The latest performance comes from Getachew Reda, now serving as Prime Minister Abiy Ahmed’s adviser on East African affairs. In a June 11, 2026 Al Jazeera opinion article, Getachew and Redwan Hussein, the director general of Ethiopia’s intelligence and security services, attempt to portray Eritrea as the principal source of danger to Ethiopia’s fragile peace. Their argument is simple: “the Pretoria Agreement is under threat because Eritrea is allegedly backing ‘hardliners’ and pushing Ethiopia toward another war.” But this claim collapses under the weight of Ethiopia’s own record.
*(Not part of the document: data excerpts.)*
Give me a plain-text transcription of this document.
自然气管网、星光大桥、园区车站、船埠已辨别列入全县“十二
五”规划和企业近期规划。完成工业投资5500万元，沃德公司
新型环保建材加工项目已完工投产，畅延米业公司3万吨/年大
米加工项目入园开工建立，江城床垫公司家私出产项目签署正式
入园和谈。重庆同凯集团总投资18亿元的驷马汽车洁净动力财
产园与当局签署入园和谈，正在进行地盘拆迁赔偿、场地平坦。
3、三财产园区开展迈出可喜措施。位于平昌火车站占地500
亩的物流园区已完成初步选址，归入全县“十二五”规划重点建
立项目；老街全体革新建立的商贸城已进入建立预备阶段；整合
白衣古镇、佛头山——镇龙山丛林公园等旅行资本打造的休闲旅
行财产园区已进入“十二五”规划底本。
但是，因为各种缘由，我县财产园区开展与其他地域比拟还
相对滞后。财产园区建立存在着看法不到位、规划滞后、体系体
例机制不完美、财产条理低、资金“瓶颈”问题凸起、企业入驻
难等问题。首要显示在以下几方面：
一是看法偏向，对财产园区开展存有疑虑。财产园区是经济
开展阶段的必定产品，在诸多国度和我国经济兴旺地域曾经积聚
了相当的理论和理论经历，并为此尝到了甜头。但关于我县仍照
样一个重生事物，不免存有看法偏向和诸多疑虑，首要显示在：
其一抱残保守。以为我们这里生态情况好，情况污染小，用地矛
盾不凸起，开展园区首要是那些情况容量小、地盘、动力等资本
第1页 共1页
The Uncertainty Principle of Ethiopian Elite Politics
Getachew Reda is not an accident. He is the latest incarnation of a familiar Ethiopian ruling-class habit: treachery dressed as strategy, deception packaged as diplomacy, and flip-flopping elevated into statecraft. In the political culture of Ethiopia’s Abyssinian elite, yesterday’s enemy can become today’s patron, yesterday’s accusation can become today’s slipup, and yesterday’s principle can be sold by evening for a seat at the palace table.
Getachew’s career seems designed to outdo even the uncertainty principle of quantum mechanics. With some politicians, one may not know both position and momentum at the same time. With Getachew, Abiy, and their circle, one cannot know whether a position taken in the morning will still exist by lunchtime, let alone by evening. Their politics has no fixed moral location. It moves with office, opportunity, and survival.
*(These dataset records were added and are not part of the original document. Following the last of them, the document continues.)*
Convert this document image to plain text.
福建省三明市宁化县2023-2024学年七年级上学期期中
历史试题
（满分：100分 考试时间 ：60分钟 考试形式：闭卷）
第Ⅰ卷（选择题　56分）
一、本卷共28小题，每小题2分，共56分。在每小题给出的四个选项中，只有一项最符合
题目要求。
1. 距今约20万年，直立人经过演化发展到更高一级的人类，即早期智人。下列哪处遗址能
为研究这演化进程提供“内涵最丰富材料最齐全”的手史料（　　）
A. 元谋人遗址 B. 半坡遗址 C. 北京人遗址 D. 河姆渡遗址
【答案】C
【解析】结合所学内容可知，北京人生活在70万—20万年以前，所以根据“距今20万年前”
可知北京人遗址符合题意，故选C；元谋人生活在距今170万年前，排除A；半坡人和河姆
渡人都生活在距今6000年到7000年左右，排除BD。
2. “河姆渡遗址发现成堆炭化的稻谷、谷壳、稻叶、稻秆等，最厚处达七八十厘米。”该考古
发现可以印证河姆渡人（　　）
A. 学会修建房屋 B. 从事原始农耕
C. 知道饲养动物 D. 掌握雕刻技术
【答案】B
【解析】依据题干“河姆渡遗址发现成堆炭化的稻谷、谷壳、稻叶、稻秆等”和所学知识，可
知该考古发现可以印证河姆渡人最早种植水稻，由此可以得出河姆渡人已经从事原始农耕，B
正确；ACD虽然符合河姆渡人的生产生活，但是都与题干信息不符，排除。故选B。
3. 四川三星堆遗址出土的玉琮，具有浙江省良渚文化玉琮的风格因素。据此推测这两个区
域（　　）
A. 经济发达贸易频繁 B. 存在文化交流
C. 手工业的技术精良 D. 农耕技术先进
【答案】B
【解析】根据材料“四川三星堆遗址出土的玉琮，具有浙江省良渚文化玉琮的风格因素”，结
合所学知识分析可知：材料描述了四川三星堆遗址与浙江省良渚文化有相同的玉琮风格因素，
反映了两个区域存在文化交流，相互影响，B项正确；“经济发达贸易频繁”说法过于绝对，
If Meles Zenawi was the arch-deceiver who turned tactical ambiguity into a governing method, Abiy Ahmed, Getachew Reda, and Tsadkan Gebretensae represent a more shameless generation of the same tradition: men of shifting loyalties, convenient memories, and selective outrage. They speak of peace while preparing for war. They speak of accountability when out of power and forget it when near power. They speak of sovereignty when it protects them and dismiss it when it belongs to Eritrea.
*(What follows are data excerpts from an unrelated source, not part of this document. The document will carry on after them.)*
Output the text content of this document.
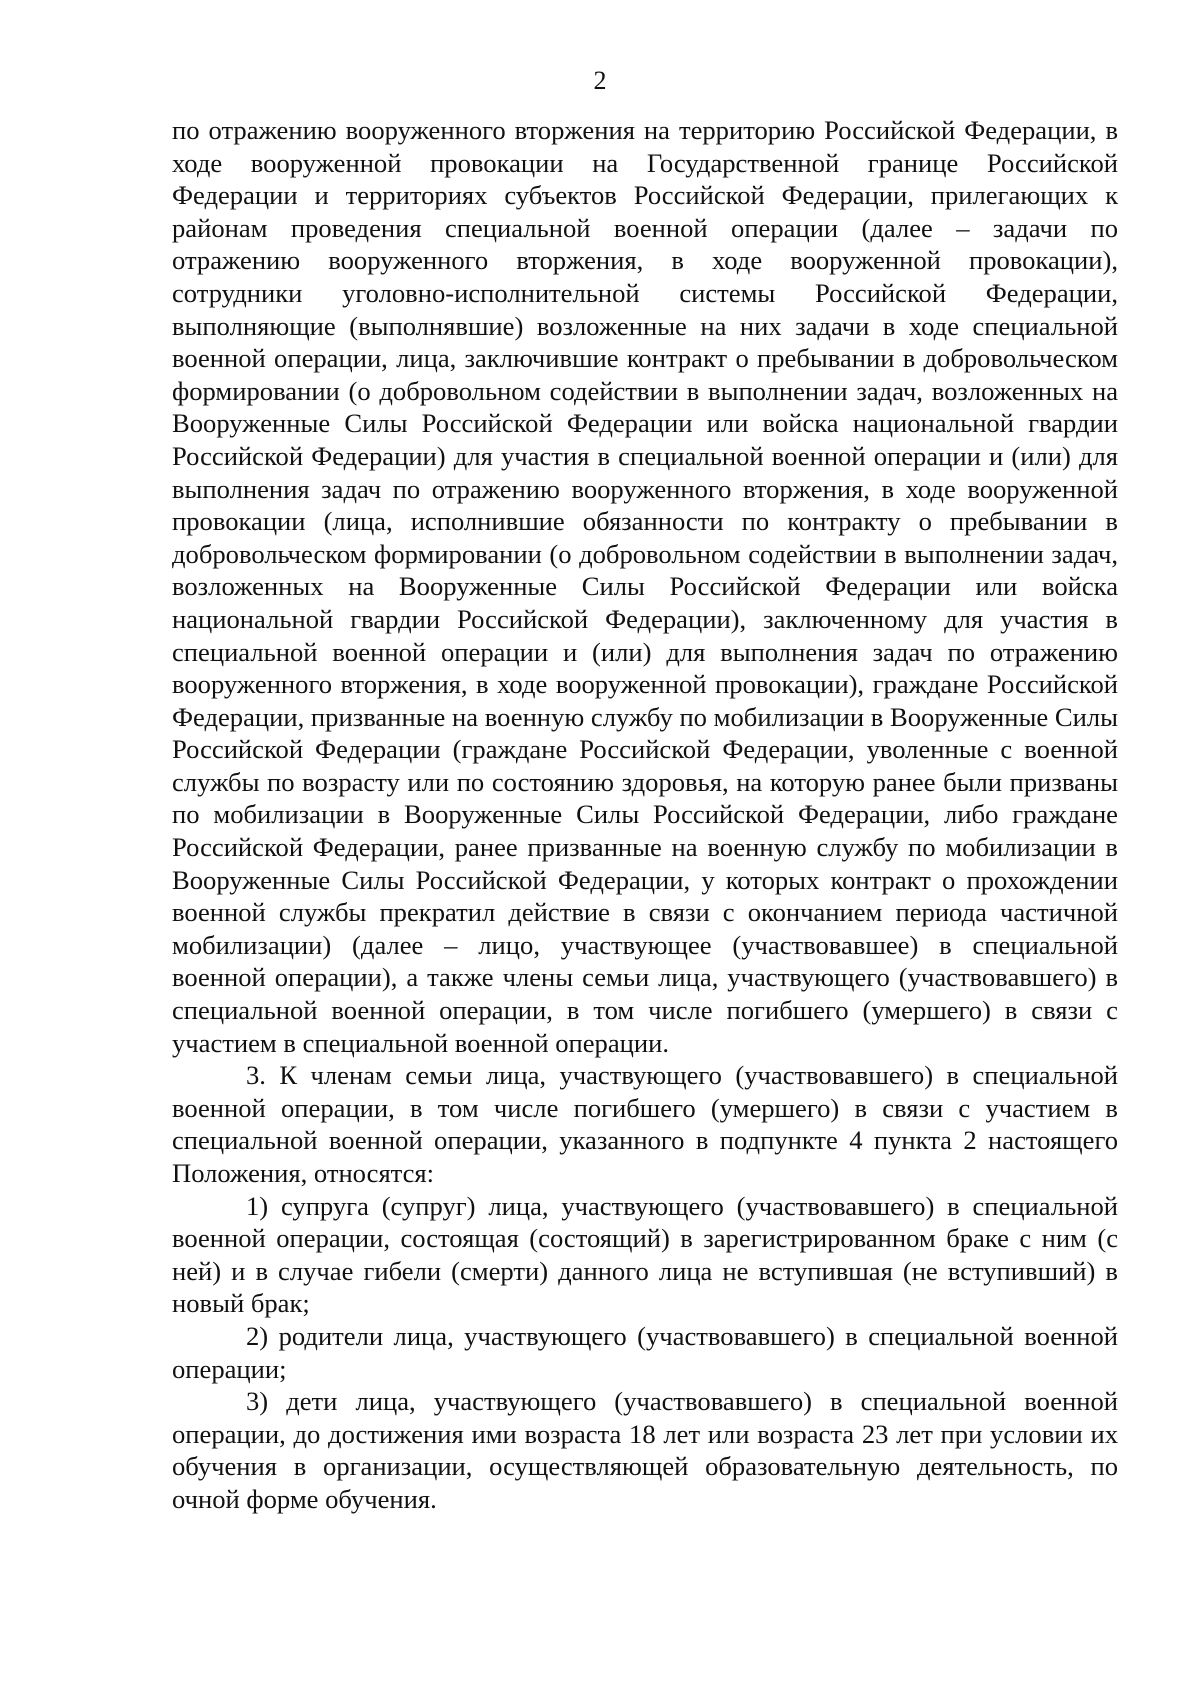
2

по отражению вооруженного вторжения на территорию Российской Федерации, в ходе вооруженной провокации на Государственной границе Российской Федерации и территориях субъектов Российской Федерации, прилегающих к районам проведения специальной военной операции (далее – задачи по отражению вооруженного вторжения, в ходе вооруженной провокации), сотрудники уголовно-исполнительной системы Российской Федерации, выполняющие (выполнявшие) возложенные на них задачи в ходе специальной военной операции, лица, заключившие контракт о пребывании в добровольческом формировании (о добровольном содействии в выполнении задач, возложенных на Вооруженные Силы Российской Федерации или войска национальной гвардии Российской Федерации) для участия в специальной военной операции и (или) для выполнения задач по отражению вооруженного вторжения, в ходе вооруженной провокации (лица, исполнившие обязанности по контракту о пребывании в добровольческом формировании (о добровольном содействии в выполнении задач, возложенных на Вооруженные Силы Российской Федерации или войска национальной гвардии Российской Федерации), заключенному для участия в специальной военной операции и (или) для выполнения задач по отражению вооруженного вторжения, в ходе вооруженной провокации), граждане Российской Федерации, призванные на военную службу по мобилизации в Вооруженные Силы Российской Федерации (граждане Российской Федерации, уволенные с военной службы по возрасту или по состоянию здоровья, на которую ранее были призваны по мобилизации в Вооруженные Силы Российской Федерации, либо граждане Российской Федерации, ранее призванные на военную службу по мобилизации в Вооруженные Силы Российской Федерации, у которых контракт о прохождении военной службы прекратил действие в связи с окончанием периода частичной мобилизации) (далее – лицо, участвующее (участвовавшее) в специальной военной операции), а также члены семьи лица, участвующего (участвовавшего) в специальной военной операции, в том числе погибшего (умершего) в связи с участием в специальной военной операции.

3. К членам семьи лица, участвующего (участвовавшего) в специальной военной операции, в том числе погибшего (умершего) в связи с участием в специальной военной операции, указанного в подпункте 4 пункта 2 настоящего Положения, относятся:

1) супруга (супруг) лица, участвующего (участвовавшего) в специальной военной операции, состоящая (состоящий) в зарегистрированном браке с ним (с ней) и в случае гибели (смерти) данного лица не вступившая (не вступивший) в новый брак;

2) родители лица, участвующего (участвовавшего) в специальной военной операции;

3) дети лица, участвующего (участвовавшего) в специальной военной операции, до достижения ими возраста 18 лет или возраста 23 лет при условии их обучения в организации, осуществляющей образовательную деятельность, по очной форме обучения.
This is why Getachew’s latest attack on Eritrea must not be read as serious regional analysis. It is the speech of a man who has changed camps without changing habits. Once Abiy’s loud accuser, he is now Abiy’s adviser. Once a voice claiming to speak for Tigrayan suffering, he now echoes the very political center he condemned. Once a critic of betrayal, he has become one of its most polished practitioners.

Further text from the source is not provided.